Did a punk album ever reach number one?
Punk rock has always existed in direct opposition to the mainstream. The scene was born out of a rejection of the complacency and commercialism of mainstream rock and pop. Safety pins and sweat were never going to dominate the singles chart—but then, bands like the Sex Pistols were never chasing commercial fame in the first place.
The 1960s might have been a revolutionary period for pop music, with artists dedicating themselves to experimentation and establishing new sounds, but the charts of the early 1970s were dominated by soft rock, prog, and the less inspiring end of the disco spectrum. Couple that with a generation of disenfranchised young people facing no future prospects, and you begin to understand why the advent of punk simply had to happen.
Emerging from dingy hole-in-the-wall venues like The Roxy in Covent Garden, every individual aspect of the punk scene subverted the mainstream, from the outlandish fashion to the endlessly abrasive guitar tones adopted by virtually every group in the movement. It is no surprise, therefore, that punk struggled to find a place within the pop charts.
After all, record executives and the musical establishment detested punk, and the vast majority of radio stations in the UK flat-out refused to play any records created by this new breed of artist. Nevertheless, punk seemed to grow rapidly from its early origins in London.
Early singles like The Damned’s ‘New Rose’, The Clash’s ‘White Riot’, and, of course, ‘Anarchy in the UK’ by the Sex Pistols altered audiences all over the country to the rebellious sounds of punk, helped along by DJs like John Peel and journalists like Tony Wilson. Soon, punk became the definitive sound of the nation’s disenfranchised youth, but it still faced heavy resistance from the musical mainstream.
A breaking point in this battle came in May 1977 when the Sex Pistols’ anti-jubilee anthem ‘God Save The Queen’ reached number two in the UK singles chart, only to be banned by the BBC for its anti-royalist standpoint. Regardless, the success of this single reflected the growing popularity of punk among widespread audiences and proved that it had the potential to break into the mainstream.
So, did a punk album ever reach number one?
That same year, the Sex Pistols again made punk rock history when they released their first and only album, Nevermind the Bollocks Here’s the Sex Pistols. It wasn’t the first punk album to be released, and, arguably, it wasn’t the best punk album to be released that year, either. However, the Sex Pistols were the spokesmen for this new age of abrasive music, and their debut album managed to encapsulate the inherent rebellion at the heart of the movement.
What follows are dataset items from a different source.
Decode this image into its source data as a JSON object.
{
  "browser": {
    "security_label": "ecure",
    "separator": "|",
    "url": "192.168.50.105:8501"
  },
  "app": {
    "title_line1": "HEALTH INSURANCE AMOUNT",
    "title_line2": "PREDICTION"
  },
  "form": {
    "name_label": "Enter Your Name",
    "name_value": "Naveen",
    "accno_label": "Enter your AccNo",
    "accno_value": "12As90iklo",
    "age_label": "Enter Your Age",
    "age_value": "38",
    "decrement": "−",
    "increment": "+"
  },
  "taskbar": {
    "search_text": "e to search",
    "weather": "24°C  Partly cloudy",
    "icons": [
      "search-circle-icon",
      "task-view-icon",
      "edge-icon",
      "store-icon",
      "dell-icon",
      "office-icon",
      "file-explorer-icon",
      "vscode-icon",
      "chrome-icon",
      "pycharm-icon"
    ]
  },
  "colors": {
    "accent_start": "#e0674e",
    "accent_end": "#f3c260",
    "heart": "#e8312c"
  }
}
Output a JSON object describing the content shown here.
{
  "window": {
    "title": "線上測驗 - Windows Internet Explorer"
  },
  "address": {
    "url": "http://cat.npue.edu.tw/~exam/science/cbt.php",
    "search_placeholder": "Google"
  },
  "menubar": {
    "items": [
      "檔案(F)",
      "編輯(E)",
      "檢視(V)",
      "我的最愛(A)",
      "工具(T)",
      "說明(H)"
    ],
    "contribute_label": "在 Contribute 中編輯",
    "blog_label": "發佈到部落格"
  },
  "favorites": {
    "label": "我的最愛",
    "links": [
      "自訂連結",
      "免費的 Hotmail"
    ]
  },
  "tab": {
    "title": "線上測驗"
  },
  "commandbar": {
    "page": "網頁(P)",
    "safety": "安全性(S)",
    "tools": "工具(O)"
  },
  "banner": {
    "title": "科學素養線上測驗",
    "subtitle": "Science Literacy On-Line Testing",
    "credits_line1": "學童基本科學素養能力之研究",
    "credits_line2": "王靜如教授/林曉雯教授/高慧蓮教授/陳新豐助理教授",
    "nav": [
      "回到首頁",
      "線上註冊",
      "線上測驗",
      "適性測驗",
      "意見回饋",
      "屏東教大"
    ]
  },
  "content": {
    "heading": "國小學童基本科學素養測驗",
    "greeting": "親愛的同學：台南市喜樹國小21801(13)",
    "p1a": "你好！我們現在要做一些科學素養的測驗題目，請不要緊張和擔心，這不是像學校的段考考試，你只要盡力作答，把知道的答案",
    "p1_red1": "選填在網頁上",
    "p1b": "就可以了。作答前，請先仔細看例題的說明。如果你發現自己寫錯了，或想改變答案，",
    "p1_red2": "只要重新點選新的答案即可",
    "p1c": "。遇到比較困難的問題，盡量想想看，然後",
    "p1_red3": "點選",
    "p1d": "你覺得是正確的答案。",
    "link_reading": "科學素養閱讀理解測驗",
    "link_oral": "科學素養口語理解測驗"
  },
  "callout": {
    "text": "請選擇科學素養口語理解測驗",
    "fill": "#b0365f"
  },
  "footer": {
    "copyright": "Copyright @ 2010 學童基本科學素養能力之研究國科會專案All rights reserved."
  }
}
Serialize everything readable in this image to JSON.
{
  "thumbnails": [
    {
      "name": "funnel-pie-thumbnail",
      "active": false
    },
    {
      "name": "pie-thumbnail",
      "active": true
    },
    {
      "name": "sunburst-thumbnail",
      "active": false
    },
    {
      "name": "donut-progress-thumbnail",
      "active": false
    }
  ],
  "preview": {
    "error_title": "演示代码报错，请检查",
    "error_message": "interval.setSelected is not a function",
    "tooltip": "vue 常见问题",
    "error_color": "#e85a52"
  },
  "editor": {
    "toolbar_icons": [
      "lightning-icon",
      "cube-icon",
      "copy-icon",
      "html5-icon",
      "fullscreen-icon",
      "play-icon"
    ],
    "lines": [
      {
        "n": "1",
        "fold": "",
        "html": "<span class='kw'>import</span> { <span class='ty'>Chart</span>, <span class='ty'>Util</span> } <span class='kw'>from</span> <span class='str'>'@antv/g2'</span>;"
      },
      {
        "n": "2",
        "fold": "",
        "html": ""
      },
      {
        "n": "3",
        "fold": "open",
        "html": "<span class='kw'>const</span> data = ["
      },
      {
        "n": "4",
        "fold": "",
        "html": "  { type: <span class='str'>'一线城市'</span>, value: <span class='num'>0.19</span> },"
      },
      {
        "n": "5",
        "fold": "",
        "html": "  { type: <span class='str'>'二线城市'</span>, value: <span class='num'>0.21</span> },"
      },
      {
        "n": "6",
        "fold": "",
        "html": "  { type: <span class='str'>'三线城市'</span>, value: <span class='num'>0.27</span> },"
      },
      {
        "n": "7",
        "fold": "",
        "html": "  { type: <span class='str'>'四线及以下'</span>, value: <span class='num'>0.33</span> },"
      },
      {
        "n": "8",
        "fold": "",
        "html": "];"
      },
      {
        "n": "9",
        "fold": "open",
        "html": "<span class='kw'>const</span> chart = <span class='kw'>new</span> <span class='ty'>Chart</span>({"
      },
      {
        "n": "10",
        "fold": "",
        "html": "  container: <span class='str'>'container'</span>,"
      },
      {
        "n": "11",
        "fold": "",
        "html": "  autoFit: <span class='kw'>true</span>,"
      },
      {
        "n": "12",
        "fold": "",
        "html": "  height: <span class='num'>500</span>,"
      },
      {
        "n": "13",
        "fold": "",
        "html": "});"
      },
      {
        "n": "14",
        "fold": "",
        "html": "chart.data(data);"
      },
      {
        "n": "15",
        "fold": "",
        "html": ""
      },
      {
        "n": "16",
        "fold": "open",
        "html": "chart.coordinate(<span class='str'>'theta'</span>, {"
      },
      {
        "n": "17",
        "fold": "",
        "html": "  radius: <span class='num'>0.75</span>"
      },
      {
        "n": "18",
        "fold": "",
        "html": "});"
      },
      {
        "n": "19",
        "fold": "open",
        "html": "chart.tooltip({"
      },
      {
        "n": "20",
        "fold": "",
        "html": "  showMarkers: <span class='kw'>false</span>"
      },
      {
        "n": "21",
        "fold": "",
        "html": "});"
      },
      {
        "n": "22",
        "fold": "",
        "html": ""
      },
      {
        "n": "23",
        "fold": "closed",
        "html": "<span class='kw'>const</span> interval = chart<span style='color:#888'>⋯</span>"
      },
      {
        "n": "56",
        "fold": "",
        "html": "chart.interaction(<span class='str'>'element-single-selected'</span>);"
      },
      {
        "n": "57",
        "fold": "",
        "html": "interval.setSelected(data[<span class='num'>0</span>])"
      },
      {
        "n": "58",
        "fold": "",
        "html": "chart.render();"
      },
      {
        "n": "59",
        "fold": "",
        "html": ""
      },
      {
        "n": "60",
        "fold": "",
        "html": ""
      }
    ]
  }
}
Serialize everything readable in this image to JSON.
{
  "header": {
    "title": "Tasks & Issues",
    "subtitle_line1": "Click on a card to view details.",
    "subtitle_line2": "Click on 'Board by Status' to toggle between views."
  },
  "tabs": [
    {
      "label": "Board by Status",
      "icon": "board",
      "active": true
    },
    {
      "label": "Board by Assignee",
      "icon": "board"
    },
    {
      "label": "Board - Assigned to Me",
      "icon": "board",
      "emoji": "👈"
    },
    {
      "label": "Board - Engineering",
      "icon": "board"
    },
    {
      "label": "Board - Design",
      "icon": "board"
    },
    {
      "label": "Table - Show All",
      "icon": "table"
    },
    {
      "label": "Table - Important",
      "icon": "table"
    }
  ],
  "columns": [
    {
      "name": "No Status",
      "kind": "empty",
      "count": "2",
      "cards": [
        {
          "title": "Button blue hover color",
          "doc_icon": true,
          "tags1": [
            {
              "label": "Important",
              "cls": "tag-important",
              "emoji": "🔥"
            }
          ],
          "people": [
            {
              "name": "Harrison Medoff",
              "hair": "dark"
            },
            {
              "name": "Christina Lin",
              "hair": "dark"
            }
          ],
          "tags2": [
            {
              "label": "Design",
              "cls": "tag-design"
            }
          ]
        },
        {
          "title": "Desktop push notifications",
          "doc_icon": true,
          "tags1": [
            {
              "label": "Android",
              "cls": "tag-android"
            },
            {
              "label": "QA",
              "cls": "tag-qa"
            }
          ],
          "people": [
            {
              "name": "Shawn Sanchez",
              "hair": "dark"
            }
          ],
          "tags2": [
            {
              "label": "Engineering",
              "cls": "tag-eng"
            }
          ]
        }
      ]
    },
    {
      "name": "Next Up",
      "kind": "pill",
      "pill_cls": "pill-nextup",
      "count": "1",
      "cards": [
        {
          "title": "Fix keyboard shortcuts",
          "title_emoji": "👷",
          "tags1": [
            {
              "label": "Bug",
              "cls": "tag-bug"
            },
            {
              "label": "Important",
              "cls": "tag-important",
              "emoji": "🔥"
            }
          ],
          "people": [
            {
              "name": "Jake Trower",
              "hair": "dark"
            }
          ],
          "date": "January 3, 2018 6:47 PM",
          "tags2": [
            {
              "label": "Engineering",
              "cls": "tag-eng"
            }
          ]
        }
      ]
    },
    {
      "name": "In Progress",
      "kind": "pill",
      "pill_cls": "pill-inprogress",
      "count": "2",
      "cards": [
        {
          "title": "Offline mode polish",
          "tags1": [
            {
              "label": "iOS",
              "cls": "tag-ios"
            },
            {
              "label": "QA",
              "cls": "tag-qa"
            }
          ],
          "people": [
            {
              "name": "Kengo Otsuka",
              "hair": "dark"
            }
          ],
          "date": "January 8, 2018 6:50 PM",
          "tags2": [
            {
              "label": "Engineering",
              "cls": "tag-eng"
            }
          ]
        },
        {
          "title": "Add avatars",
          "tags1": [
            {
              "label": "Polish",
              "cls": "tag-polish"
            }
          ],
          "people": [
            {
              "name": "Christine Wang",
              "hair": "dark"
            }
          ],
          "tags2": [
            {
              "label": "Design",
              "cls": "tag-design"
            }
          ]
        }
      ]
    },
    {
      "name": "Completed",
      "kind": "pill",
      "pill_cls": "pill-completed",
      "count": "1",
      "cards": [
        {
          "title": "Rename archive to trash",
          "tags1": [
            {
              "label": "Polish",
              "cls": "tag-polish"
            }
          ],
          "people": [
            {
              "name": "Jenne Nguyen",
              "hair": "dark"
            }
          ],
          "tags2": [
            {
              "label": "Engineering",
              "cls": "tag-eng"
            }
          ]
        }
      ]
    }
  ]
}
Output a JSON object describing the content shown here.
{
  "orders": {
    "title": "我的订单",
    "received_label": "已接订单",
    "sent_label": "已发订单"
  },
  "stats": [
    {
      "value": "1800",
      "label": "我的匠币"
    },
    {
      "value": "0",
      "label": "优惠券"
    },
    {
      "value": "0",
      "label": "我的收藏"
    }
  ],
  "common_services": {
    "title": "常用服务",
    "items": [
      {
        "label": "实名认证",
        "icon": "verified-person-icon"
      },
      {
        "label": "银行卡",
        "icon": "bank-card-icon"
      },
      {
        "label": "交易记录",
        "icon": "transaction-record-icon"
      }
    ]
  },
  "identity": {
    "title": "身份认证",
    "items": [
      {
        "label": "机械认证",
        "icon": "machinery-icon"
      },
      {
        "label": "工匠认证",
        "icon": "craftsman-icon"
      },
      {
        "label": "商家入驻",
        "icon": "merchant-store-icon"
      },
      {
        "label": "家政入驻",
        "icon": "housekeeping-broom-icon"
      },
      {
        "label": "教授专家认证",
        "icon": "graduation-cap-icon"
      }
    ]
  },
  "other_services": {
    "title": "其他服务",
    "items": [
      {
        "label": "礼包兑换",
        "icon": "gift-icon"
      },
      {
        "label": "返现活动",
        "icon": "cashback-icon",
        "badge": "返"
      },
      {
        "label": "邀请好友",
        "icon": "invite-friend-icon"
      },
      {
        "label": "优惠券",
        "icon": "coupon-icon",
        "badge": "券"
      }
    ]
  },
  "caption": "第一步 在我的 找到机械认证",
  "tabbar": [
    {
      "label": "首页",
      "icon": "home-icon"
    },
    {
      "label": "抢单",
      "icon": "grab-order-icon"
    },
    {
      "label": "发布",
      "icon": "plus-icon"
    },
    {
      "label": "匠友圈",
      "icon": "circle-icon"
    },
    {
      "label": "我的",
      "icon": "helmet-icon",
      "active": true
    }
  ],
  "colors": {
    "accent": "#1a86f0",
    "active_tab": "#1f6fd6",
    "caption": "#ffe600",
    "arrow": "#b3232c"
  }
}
Much to the dismay of the musical mainstream, the album reached number one in the UK charts. In fact, it was the only punk album to do so – even the commercial pop-punk of groups like Green Day in the 1990s could not match its place on the top of the charts.
Ironically, the BBC’s efforts to ban the group, along with DJs’ refusal to play any of the songs, meant that punk rock became elusive and mythological to young listeners, who were desperate to hear what all the fuss was about.
The Sex Pistols dissolved soon after the album’s release, and, for many, the revolution was over. However, the fact that the band managed to reach number one in the album charts in the first place was an absolute triumph, particularly given the fact that punk represented the antithesis of mainstream rock: had they become what they hated, or had they successfully reinvented the musical mainstream?